In an earlier post, I walked you through a project I’ve been working on, which I called “triforce” at the time.
I’ve finished training a first pass on this collection of models and want to write about the results.
Deploying this speech CLIP model on the outputs of my autoregressive speech token generator made all of the difference. Outputs are consistently awesome, and almost always clearly convey the desired speech.
Adding CLIP to the ensemble
After training the three triforce models, I was having considerable difficulty with the autoregressive portion of the model. Specifically, while I would generate a lot of really good speech, I would also regularly generate audio with a single syllable that dragged, for example: “three pigs went to the paaaaaaaaaaaaaaaaaaaaaaaa”.
After spending some time tinkering with different methods of autoregressive generation (thanks for all your work, HF team!), I finally came around to the realization that the secret sauce is adding a fourth model to the ensemble that serves the same purpose as DALLE’s CLIP.
This was simple to train. It’s essentially the same thing as CLIP but I replaced the ViT encoder with a speech token encoder. This basically makes a model that gets really good at determining whether a given audio clip corresponds to a given set of text. I operate in the speech token regime because unlike DALLE&CLIP, fully decoding an output from my model takes a huge amount of time (thanks, diffusion models..) By operating on speech tokens I can use the speech CLIP model directly on the outputs of my autoregressive generator.
With CLIP added to the ensemble, the name “triforce” no longer worked as well. So…………
Code
I’ve assembled a repo that can be used to perform inference on my models. I call the ensemble “Tortoise TTS” – which is poking fun at the insanely slow generation rates of this method. The repo can be found here: https://github.com/neonbjb/tortoise-tts
Data
Autoregressive and diffusion models like lots of data. To train this model, I assembled a speech dataset of ~18 million audio clips ranging from 2 seconds-12 seconds in length with a mean of ~4 seconds. To create tehse audio clips, I first crawled a variety of sources for speech audio: audiobooks, podcasts and YouTube are primary sources.

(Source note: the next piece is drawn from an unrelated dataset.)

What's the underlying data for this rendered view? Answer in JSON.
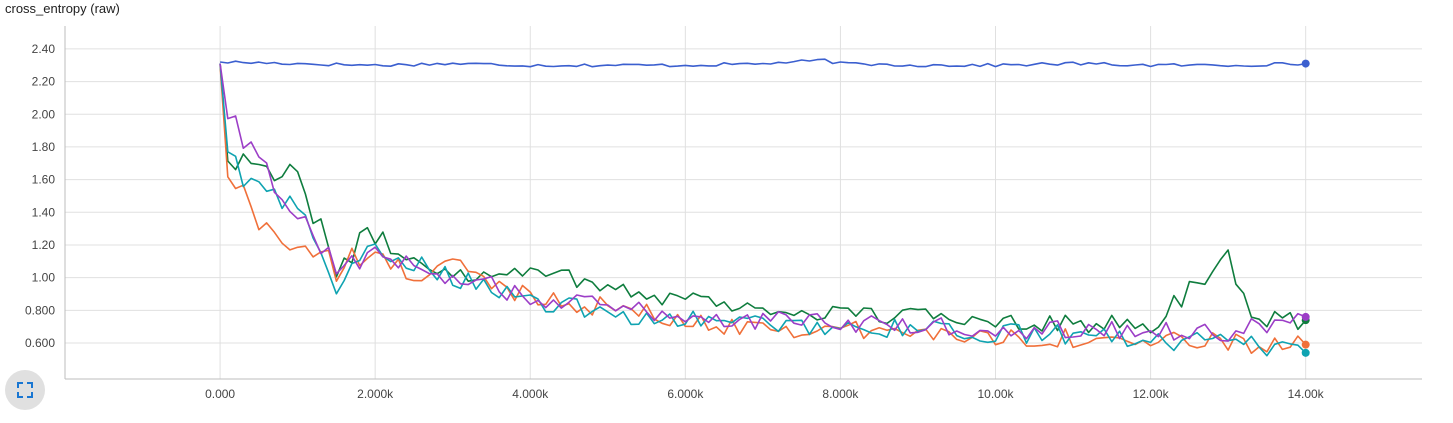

Next, I used pydub to break the audio data up wherever there were segments of silence. Clips between 2-12 seconds were kept, everything else was thrown out.

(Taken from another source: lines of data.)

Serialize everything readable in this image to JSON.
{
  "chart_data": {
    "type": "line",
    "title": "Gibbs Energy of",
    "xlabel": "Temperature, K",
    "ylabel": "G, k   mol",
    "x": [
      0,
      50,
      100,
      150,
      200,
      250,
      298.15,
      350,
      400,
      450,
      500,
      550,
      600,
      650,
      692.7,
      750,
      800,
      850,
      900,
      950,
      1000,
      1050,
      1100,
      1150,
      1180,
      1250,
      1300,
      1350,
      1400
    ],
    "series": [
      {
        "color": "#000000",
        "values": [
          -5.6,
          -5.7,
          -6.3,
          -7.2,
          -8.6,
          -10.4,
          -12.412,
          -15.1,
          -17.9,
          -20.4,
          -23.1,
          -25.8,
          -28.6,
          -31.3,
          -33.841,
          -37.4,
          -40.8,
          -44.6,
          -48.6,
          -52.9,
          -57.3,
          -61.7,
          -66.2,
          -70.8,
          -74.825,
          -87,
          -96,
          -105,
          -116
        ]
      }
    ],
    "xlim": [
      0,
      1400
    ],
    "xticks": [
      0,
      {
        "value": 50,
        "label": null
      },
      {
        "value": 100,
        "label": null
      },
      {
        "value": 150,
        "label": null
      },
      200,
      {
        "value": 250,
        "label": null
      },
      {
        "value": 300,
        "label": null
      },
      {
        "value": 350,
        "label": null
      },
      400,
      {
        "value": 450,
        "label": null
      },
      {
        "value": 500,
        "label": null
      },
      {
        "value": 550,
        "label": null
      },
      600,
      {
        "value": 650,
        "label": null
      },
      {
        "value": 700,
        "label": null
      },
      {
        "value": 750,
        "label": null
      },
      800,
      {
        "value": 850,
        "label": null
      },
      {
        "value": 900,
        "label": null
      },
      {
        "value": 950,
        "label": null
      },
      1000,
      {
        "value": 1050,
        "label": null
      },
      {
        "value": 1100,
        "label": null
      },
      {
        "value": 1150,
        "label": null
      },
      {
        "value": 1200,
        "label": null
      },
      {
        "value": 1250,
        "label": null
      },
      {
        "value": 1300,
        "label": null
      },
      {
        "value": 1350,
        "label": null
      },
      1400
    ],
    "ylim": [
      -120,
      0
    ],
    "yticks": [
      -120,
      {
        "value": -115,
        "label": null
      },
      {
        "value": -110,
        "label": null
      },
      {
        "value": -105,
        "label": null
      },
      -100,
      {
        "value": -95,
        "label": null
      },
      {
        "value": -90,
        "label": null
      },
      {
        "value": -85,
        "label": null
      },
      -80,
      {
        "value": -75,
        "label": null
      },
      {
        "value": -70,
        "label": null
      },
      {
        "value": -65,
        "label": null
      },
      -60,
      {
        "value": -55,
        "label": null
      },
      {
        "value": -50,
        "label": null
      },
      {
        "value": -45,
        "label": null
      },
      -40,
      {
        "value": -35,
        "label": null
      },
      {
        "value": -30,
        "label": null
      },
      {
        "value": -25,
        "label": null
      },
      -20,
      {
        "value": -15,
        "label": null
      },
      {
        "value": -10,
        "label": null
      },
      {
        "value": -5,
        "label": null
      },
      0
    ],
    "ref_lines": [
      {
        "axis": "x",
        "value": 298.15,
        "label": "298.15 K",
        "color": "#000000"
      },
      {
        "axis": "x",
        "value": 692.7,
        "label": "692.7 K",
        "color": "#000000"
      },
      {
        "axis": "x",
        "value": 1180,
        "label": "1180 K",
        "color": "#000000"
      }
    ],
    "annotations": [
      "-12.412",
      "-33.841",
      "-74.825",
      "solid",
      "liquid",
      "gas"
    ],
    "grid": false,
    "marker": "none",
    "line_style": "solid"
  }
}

Next, the resulting clips were fed through a cleaning pipeline. This pipeline consisted of several bespoke ML models that detected:
- People talking over one another (multiple voices)
- Excessive reverb
- Background music
- Environmental noise
- White noise (bad mic for example)
- Low quality (<20kHz)
Any clip that exhibited these things were pruned from the final dataset.
Next, I needed to provide text to go along with the audio clips. This was the original reason why I wrote the ocotillo library. Thanks again to the HF team for open sourcing such an incredible speech transcription model as W2V2.

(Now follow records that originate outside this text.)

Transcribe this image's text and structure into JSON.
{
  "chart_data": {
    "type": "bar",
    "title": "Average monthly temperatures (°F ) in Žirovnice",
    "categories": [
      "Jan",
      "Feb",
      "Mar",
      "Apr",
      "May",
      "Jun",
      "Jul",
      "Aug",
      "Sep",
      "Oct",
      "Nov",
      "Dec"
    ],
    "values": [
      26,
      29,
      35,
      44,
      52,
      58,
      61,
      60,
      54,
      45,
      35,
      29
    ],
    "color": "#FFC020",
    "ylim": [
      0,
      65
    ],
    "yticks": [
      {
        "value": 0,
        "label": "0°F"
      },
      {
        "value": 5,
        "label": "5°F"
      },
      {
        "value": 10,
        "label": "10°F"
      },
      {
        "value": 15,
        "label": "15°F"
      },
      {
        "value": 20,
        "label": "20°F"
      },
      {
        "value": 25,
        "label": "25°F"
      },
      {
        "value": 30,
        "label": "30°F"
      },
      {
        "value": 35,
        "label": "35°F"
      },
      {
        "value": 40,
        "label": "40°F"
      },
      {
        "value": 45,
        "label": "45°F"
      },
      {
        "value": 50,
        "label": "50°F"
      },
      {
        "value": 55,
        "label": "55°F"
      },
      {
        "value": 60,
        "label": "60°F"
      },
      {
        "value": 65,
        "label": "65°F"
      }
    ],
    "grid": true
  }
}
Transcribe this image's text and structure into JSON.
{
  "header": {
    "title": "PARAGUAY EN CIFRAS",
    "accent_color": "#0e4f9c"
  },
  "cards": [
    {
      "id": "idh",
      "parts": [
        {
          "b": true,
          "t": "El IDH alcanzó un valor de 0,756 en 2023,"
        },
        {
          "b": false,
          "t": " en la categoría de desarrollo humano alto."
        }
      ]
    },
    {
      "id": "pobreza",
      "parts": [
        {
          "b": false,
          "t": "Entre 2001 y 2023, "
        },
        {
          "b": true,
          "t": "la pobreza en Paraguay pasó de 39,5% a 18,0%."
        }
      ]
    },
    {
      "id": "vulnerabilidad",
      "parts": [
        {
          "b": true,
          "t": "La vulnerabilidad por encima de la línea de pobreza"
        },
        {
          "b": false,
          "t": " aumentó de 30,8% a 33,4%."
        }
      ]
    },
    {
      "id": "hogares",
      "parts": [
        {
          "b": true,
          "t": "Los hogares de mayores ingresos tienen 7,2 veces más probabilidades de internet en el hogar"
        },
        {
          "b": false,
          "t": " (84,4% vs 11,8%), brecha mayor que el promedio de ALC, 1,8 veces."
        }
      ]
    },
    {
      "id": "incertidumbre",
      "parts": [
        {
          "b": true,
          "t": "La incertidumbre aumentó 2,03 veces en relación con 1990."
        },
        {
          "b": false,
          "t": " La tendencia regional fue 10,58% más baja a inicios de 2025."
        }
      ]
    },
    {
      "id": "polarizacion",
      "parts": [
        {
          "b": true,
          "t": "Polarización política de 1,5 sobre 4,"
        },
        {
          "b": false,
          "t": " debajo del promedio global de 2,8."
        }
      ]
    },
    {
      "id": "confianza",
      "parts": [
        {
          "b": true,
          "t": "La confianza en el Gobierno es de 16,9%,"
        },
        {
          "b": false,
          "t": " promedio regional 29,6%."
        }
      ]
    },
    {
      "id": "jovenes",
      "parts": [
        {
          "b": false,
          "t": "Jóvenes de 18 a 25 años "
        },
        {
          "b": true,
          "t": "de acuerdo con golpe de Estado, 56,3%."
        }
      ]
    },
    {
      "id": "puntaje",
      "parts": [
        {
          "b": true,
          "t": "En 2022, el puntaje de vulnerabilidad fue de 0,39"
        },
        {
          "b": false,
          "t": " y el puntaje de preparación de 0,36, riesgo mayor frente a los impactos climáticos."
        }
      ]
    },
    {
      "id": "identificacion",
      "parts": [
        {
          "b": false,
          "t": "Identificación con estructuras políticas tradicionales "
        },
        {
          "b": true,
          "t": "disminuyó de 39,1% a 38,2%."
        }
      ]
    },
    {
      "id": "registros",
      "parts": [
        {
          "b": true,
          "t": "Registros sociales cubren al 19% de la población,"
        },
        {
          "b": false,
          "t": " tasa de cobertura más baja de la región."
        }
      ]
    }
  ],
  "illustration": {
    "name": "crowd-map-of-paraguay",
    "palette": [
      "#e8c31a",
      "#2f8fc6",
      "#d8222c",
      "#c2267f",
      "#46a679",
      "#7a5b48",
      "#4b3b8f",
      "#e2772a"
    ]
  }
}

The data does not always have permissive licenses, so I will not be releasing it.
I do plan on releasing my speech processing and cleaning scripts in the future. If you are interested, please contact me directly.
Results
This model is pretty damned cool. I am really excited to share some of the things it is capable of generating as well as some lessons learned.
That’s going to come another day, though. Soon though!
In the coming weeks, I will provide pretrained weights for the model as well as output samples. These will be accompanied with a separate blog post.